Llegaron un par de veces más, pero con los días fue cesando el acoso, los bichos terminaron comprendiendo que no valía la pena gastar plomo en una vieja a la que nadie iba a escuchar.
Al ingeniero, un forense que coleccionaba fotos de desaparecidos y que trataba de ayudar a madres como ella, lo conoció cuando agregó los cementerios clandestinos que los bichos van dejando a la camándula de sitios que visita para dar con su muchacho.
El forense la citó en las cercanías del cerro de San Jacinto. Marina llega hasta una pronunciada cuesta, en el lugar conoce más a fondo la barbarie, el miedo la deja y la posee el dolor. Allí cree reconocer unos zapatos, una camisa, un escapulario. El ingeniero le toma muestras, le da una contraseña, le pide que tenga fe, que aguarde los resultados.
Marina baja del cerro por la Santa Marta y hace señas a un autobús, este para varios metros adelante, Marina trata de caminar rápido para subirse por la puerta trasera, siente que en ese esfuerzo se le va la vida.
Se deshace de sus alas, las mete en unas bolsas, coloca su carga en un asiento. Camina por el pasillo del viejo bus, paga los 20 centavos y cuando trata de regresar ve, con el rabillo del ojo, una camisa blanca con el cuello curtido, un olor agrio le penetra la nariz, es la mezcla de un perfume barato de lavanda y el sudor del día. Todo es tan familiar.

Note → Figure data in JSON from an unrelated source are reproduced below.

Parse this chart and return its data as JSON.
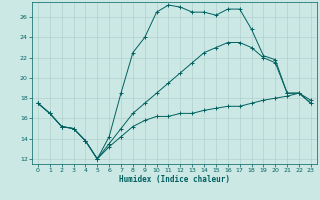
{
  "title": "",
  "xlabel": "Humidex (Indice chaleur)",
  "ylabel": "",
  "bg_color": "#cce8e4",
  "grid_color": "#aaccca",
  "line_color": "#006060",
  "xlim": [
    -0.5,
    23.5
  ],
  "ylim": [
    11.5,
    27.5
  ],
  "yticks": [
    12,
    14,
    16,
    18,
    20,
    22,
    24,
    26
  ],
  "xticks": [
    0,
    1,
    2,
    3,
    4,
    5,
    6,
    7,
    8,
    9,
    10,
    11,
    12,
    13,
    14,
    15,
    16,
    17,
    18,
    19,
    20,
    21,
    22,
    23
  ],
  "series": [
    [
      17.5,
      16.5,
      15.2,
      15.0,
      13.8,
      12.0,
      14.2,
      18.5,
      22.5,
      24.0,
      26.5,
      27.2,
      27.0,
      26.5,
      26.5,
      26.2,
      26.8,
      26.8,
      24.8,
      22.2,
      21.8,
      18.5,
      18.5,
      17.8
    ],
    [
      17.5,
      16.5,
      15.2,
      15.0,
      13.8,
      12.0,
      13.2,
      14.2,
      15.2,
      15.8,
      16.2,
      16.2,
      16.5,
      16.5,
      16.8,
      17.0,
      17.2,
      17.2,
      17.5,
      17.8,
      18.0,
      18.2,
      18.5,
      17.5
    ],
    [
      17.5,
      16.5,
      15.2,
      15.0,
      13.8,
      12.0,
      13.5,
      15.0,
      16.5,
      17.5,
      18.5,
      19.5,
      20.5,
      21.5,
      22.5,
      23.0,
      23.5,
      23.5,
      23.0,
      22.0,
      21.5,
      18.5,
      18.5,
      17.5
    ]
  ]
}
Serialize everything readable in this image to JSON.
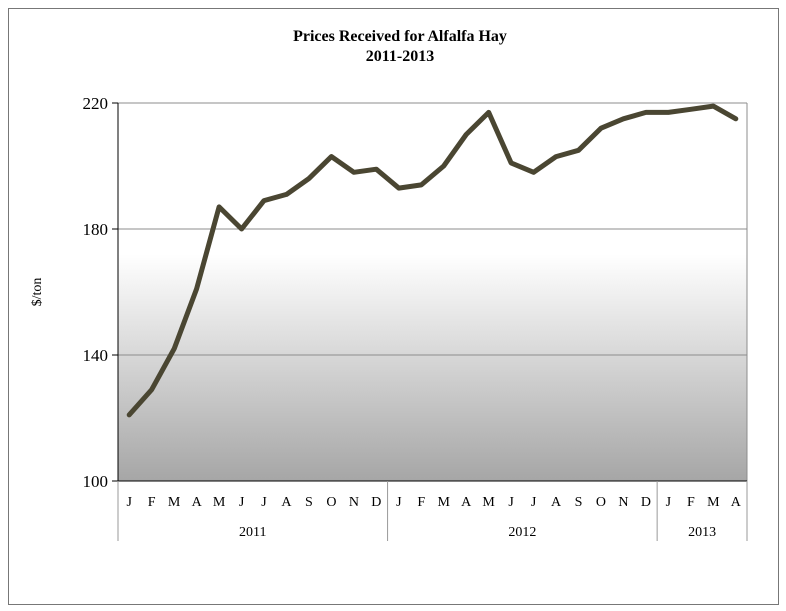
{
  "chart_data": {
    "type": "line",
    "title": [
      "Prices Received for Alfalfa Hay",
      "2011-2013"
    ],
    "ylabel": "$/ton",
    "xlabel": "",
    "ylim": [
      100,
      220
    ],
    "yticks": [
      100,
      140,
      180,
      220
    ],
    "grid": true,
    "legend": "none",
    "categories": [
      "J",
      "F",
      "M",
      "A",
      "M",
      "J",
      "J",
      "A",
      "S",
      "O",
      "N",
      "D",
      "J",
      "F",
      "M",
      "A",
      "M",
      "J",
      "J",
      "A",
      "S",
      "O",
      "N",
      "D",
      "J",
      "F",
      "M",
      "A"
    ],
    "years": [
      {
        "label": "2011",
        "count": 12
      },
      {
        "label": "2012",
        "count": 12
      },
      {
        "label": "2013",
        "count": 4
      }
    ],
    "series": [
      {
        "values": [
          121,
          129,
          142,
          161,
          187,
          180,
          189,
          191,
          196,
          203,
          198,
          199,
          193,
          194,
          200,
          210,
          217,
          201,
          198,
          203,
          205,
          212,
          215,
          217,
          217,
          218,
          219,
          215
        ]
      }
    ],
    "colors": {
      "line": "#4a4632",
      "grid": "#8c8c8c",
      "axis": "#000000",
      "gradient_top": "#ffffff",
      "gradient_bottom": "#a6a6a6"
    }
  }
}
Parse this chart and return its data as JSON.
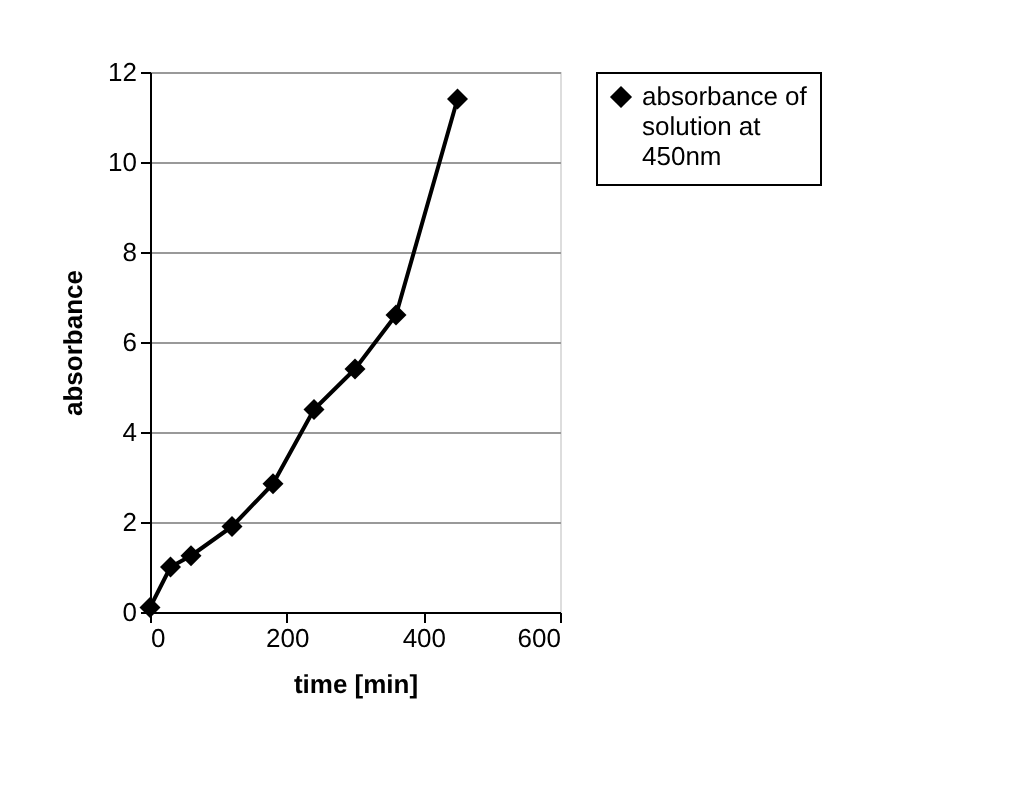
{
  "chart_data": {
    "type": "line",
    "xlabel": "time [min]",
    "ylabel": "absorbance",
    "series": [
      {
        "name": "absorbance of solution at 450nm",
        "color": "#000000",
        "x": [
          0,
          30,
          60,
          120,
          180,
          240,
          300,
          360,
          450
        ],
        "values": [
          0.1,
          1.0,
          1.25,
          1.9,
          2.85,
          4.5,
          5.4,
          6.6,
          11.4
        ]
      }
    ],
    "xlim": [
      0,
      600
    ],
    "xticks": [
      0,
      200,
      400,
      600
    ],
    "ylim": [
      0,
      12
    ],
    "yticks": [
      0,
      2,
      4,
      6,
      8,
      10,
      12
    ],
    "grid": "y",
    "legend": "right",
    "marker": "diamond",
    "line_style": "solid"
  }
}
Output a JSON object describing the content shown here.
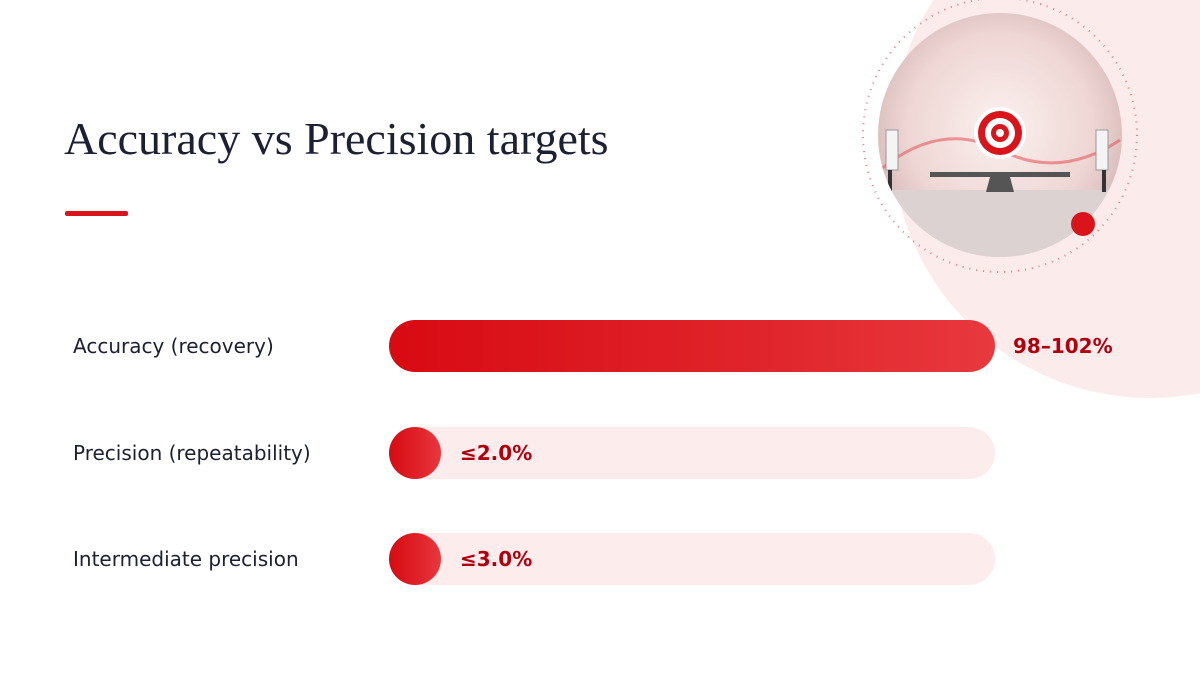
{
  "header": {
    "title": "Accuracy vs Precision targets"
  },
  "rows": [
    {
      "label": "Accuracy (recovery)",
      "value": "98–102%"
    },
    {
      "label": "Precision (repeatability)",
      "value": "≤2.0%"
    },
    {
      "label": "Intermediate precision",
      "value": "≤3.0%"
    }
  ]
}
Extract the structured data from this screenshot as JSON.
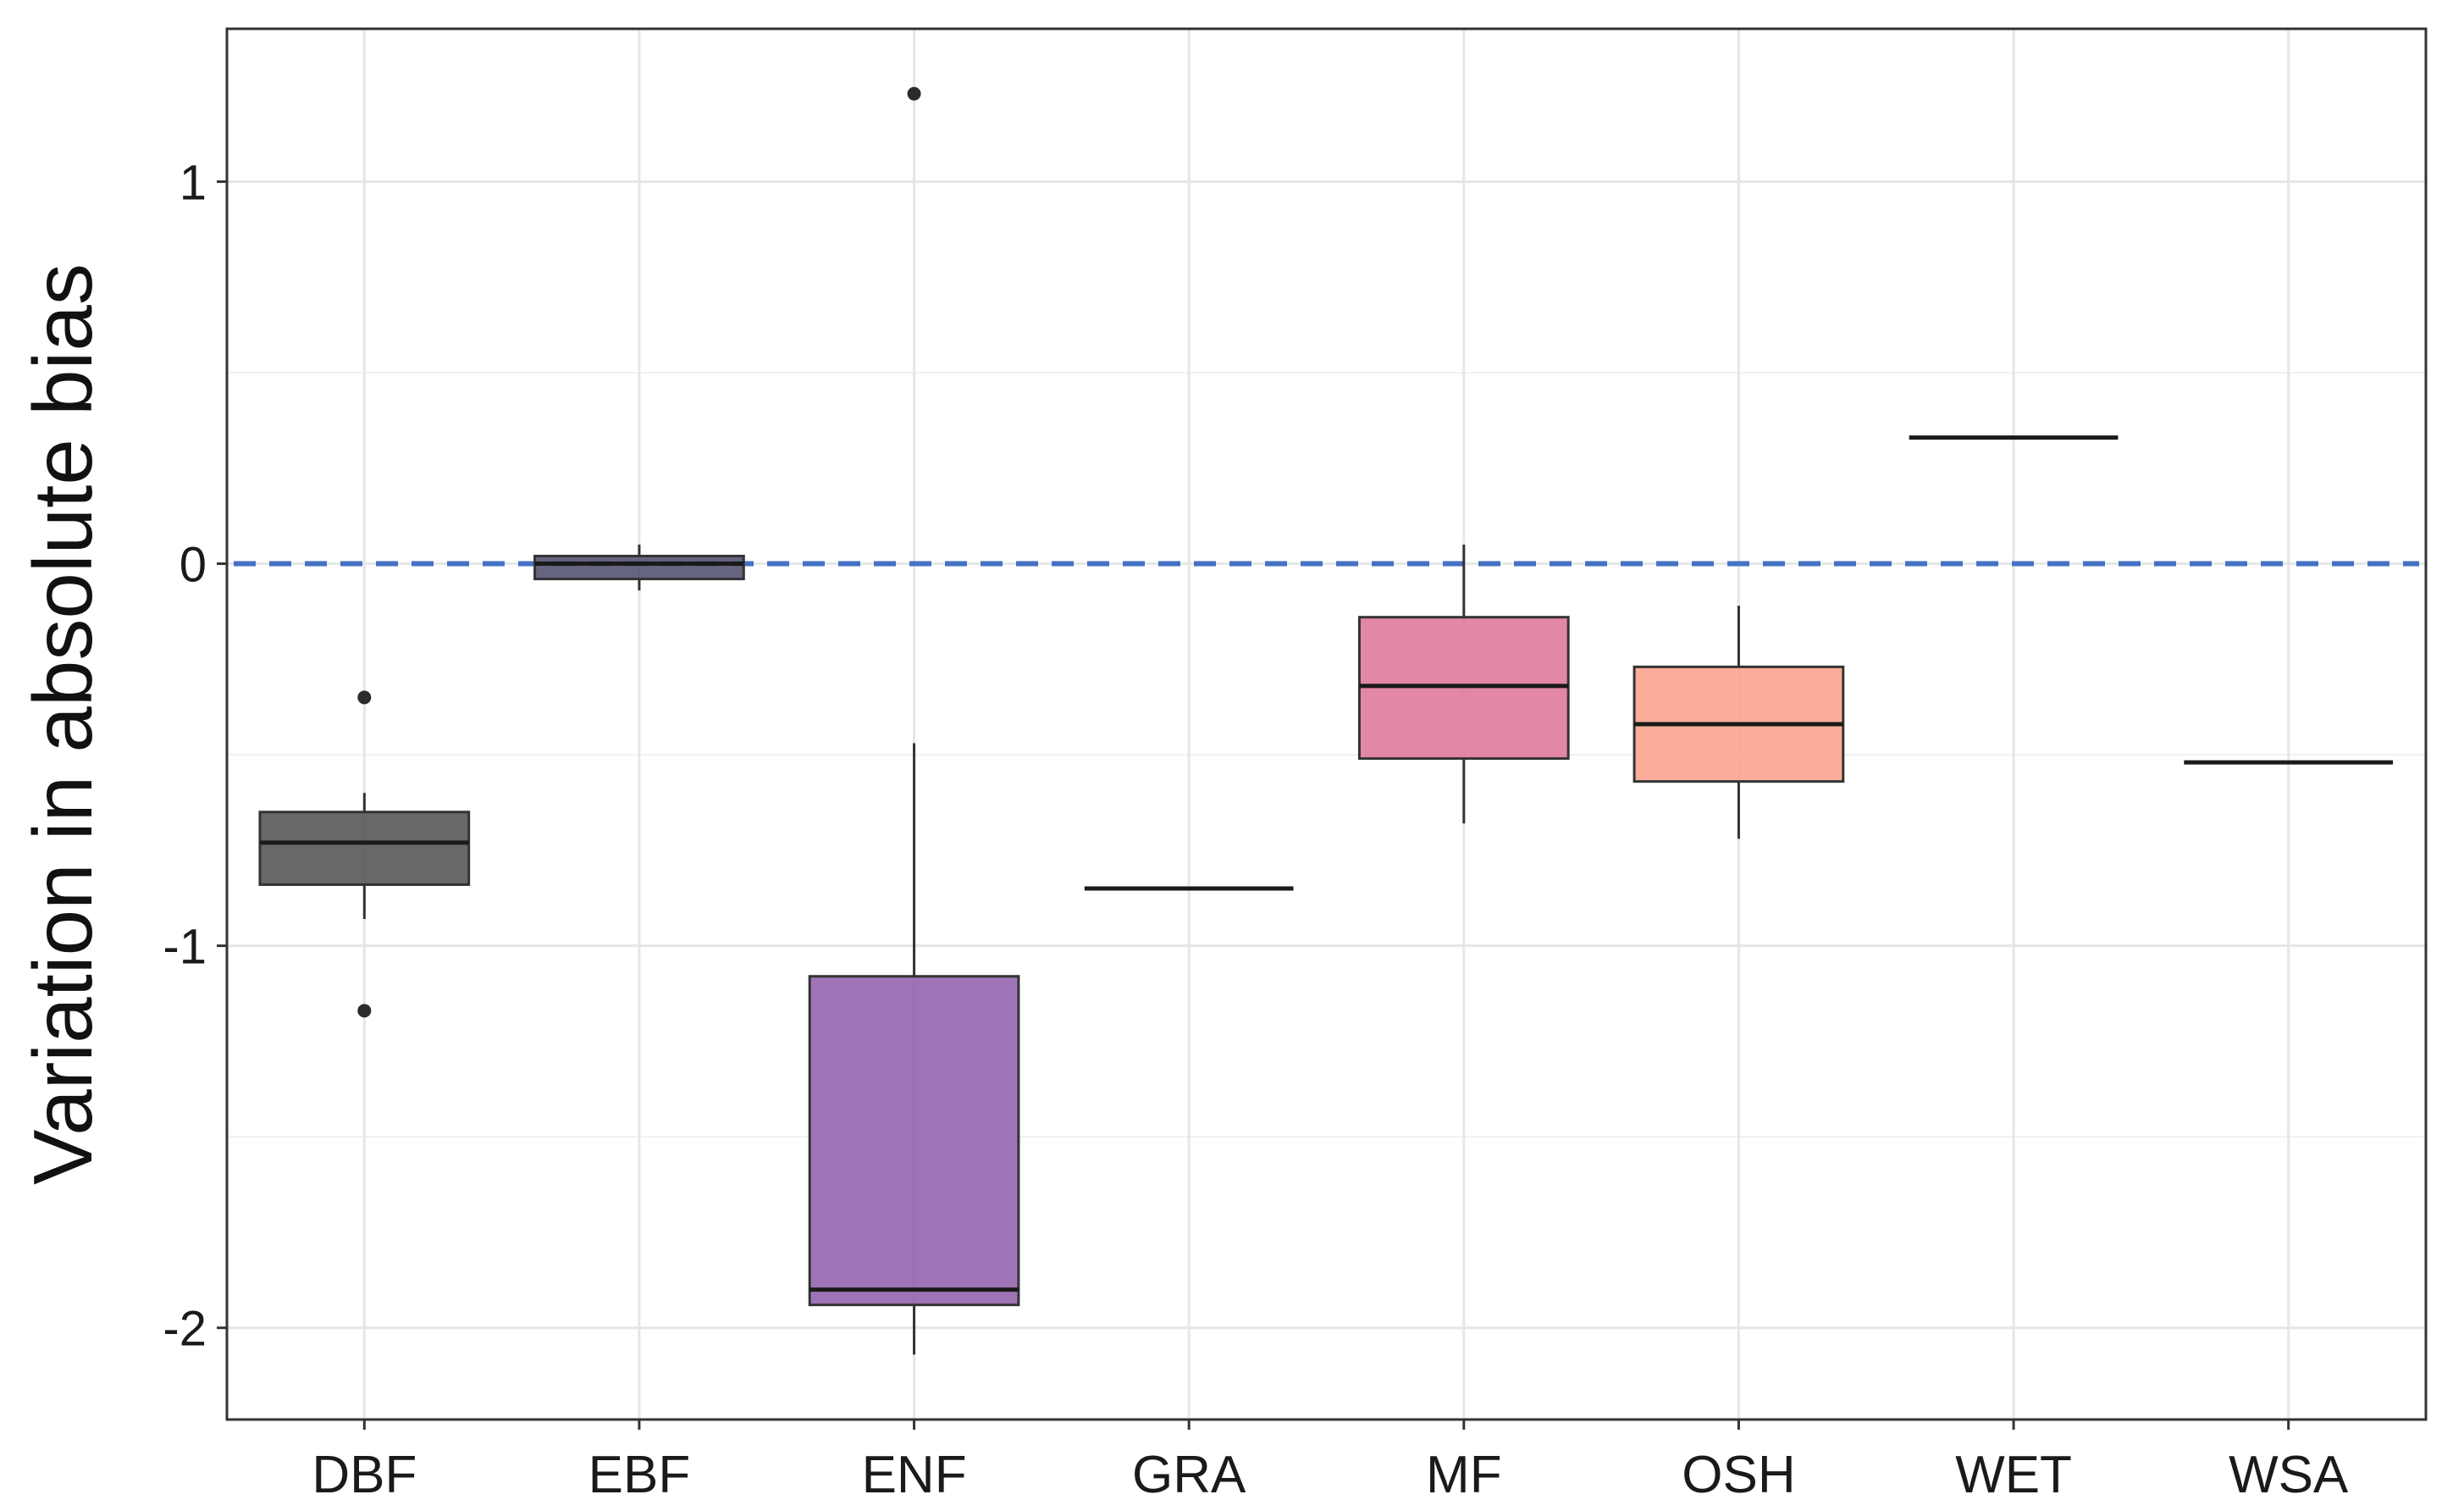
{
  "chart_data": {
    "type": "boxplot",
    "title": "",
    "xlabel": "",
    "ylabel": "Variation in absolute bias",
    "ylim": [
      -2.24,
      1.4
    ],
    "y_ticks": [
      -2,
      -1,
      0,
      1
    ],
    "y_tick_labels": [
      "-2",
      "-1",
      "0",
      "1"
    ],
    "grid": true,
    "reference_line": {
      "y": 0,
      "style": "dashed",
      "color": "#4472C4"
    },
    "categories": [
      "DBF",
      "EBF",
      "ENF",
      "GRA",
      "MF",
      "OSH",
      "WET",
      "WSA"
    ],
    "boxes": [
      {
        "category": "DBF",
        "color": "#4d4d4d",
        "lower_whisker": -0.93,
        "q1": -0.84,
        "median": -0.73,
        "q3": -0.65,
        "upper_whisker": -0.6,
        "outliers": [
          -0.35,
          -1.17
        ]
      },
      {
        "category": "EBF",
        "color": "#4a4a6a",
        "lower_whisker": -0.07,
        "q1": -0.04,
        "median": 0.0,
        "q3": 0.02,
        "upper_whisker": 0.05,
        "outliers": []
      },
      {
        "category": "ENF",
        "color": "#8e5ca9",
        "lower_whisker": -2.07,
        "q1": -1.94,
        "median": -1.9,
        "q3": -1.08,
        "upper_whisker": -0.47,
        "outliers": [
          1.23
        ]
      },
      {
        "category": "GRA",
        "color": "#1a1a1a",
        "lower_whisker": -0.85,
        "q1": -0.85,
        "median": -0.85,
        "q3": -0.85,
        "upper_whisker": -0.85,
        "outliers": []
      },
      {
        "category": "MF",
        "color": "#de7296",
        "lower_whisker": -0.68,
        "q1": -0.51,
        "median": -0.32,
        "q3": -0.14,
        "upper_whisker": 0.05,
        "outliers": []
      },
      {
        "category": "OSH",
        "color": "#f9a088",
        "lower_whisker": -0.72,
        "q1": -0.57,
        "median": -0.42,
        "q3": -0.27,
        "upper_whisker": -0.11,
        "outliers": []
      },
      {
        "category": "WET",
        "color": "#1a1a1a",
        "lower_whisker": 0.33,
        "q1": 0.33,
        "median": 0.33,
        "q3": 0.33,
        "upper_whisker": 0.33,
        "outliers": []
      },
      {
        "category": "WSA",
        "color": "#1a1a1a",
        "lower_whisker": -0.52,
        "q1": -0.52,
        "median": -0.52,
        "q3": -0.52,
        "upper_whisker": -0.52,
        "outliers": []
      }
    ]
  }
}
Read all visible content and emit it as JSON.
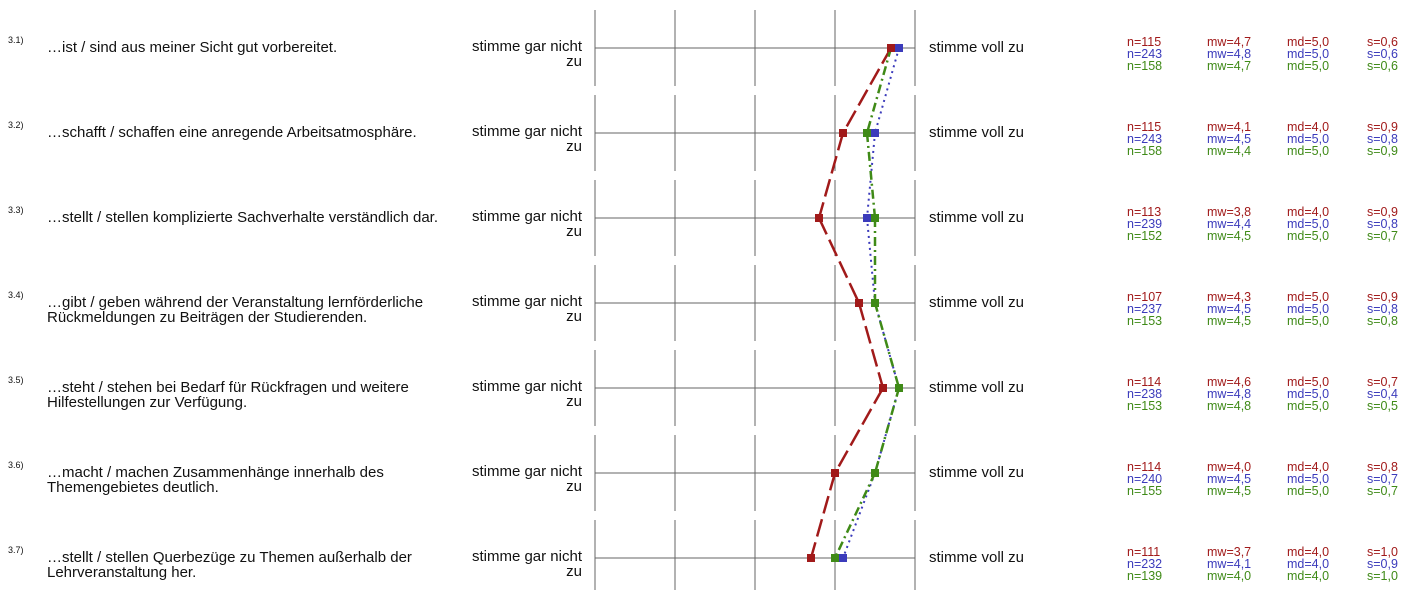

Un joven habla por teléfono, la voz hace que los ojos se le empañen a Marina, ruedan más lágrimas por su rostro, le toca el hombro.
—Perdone, madre, creo que se ha equivocado –le dice el pasajero tras mirarla por unos segundos y entender la mueca de su rostro.
—Perdóneme usted, lo confundí con alguien más –contesta ella y vuelve a su asiento sabiendo que a estas alturas su muchacho posiblemente no tenga retorno.
Marina llega a su cuarto, se sienta a la orilla de su cama, descarga el llanto acumulado. Se asegura de que la vela esté bien encendida, toma el retrato de su hijo, lo besa, se recuesta y trata de dormir.
La canción que sonó en el local de la Charlotte vuelve a ella, le resuena en la memoria como ese día: “Si es que te marchas, paloma blanca, alza tu vuelo poquito a poco, llévate mi alma bajo tus alas y dime adiós a pesar de todo”.
Un fuerte viento entra por la ventana, la llama flaquea, las gruesas facciones del rostro del chico comienzan a desaparecer en la penumbra junto a la silueta de su madre acostada. La mariposa se marchita, la oscuridad se come todo.